Games need examples of play. In some cases that may mean showing you how the dice roll and mechanics work. In others, it might show you how roleplaying itself works out. I can honestly say that I learned a lot about roleplaying reading about the fate of Black Dougal way back in the red-box set of D&D. (The moral of that particular story is that when you die, your friends are equally likely to give you last rites or empty your backpack so they can use it to carry more treasure.) 

Fiction is one of the ways of answering the question "What do I do with this game?" When you couple the ability to get an example of play with the shot at immersing your reader in the setting, you have a pretty strong tool there.
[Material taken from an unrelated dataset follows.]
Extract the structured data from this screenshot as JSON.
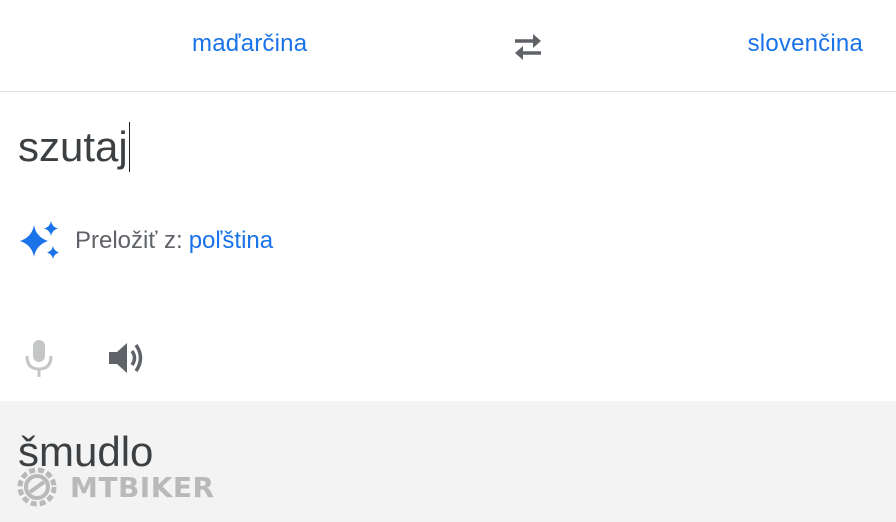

Sometimes a piece may lean more toward immersion and less toward showing you something. Sometimes it might be the other way around. Things vary by author, of course. But every piece, if it's doing its job, should instruct you a little. Maybe it shows you what it feels like to invoke one of your dread supernatural powers. Maybe it shows you a cautionary tale of how your relationships might take an ugly twist. Maybe it shows you what vampires do for fun with babies. (Damnation City, I'm looking at you!) It doesn't provide rulings — that's for the actual, not-so-fictional text to do. It provides examples. And that's a handy thing to have.

Agree with my reasoning for the inclusion of fiction? Disagree? Have a favorite piece? Fire away. Always happy to hear feedback — once I've gotten that severed leg out of my life.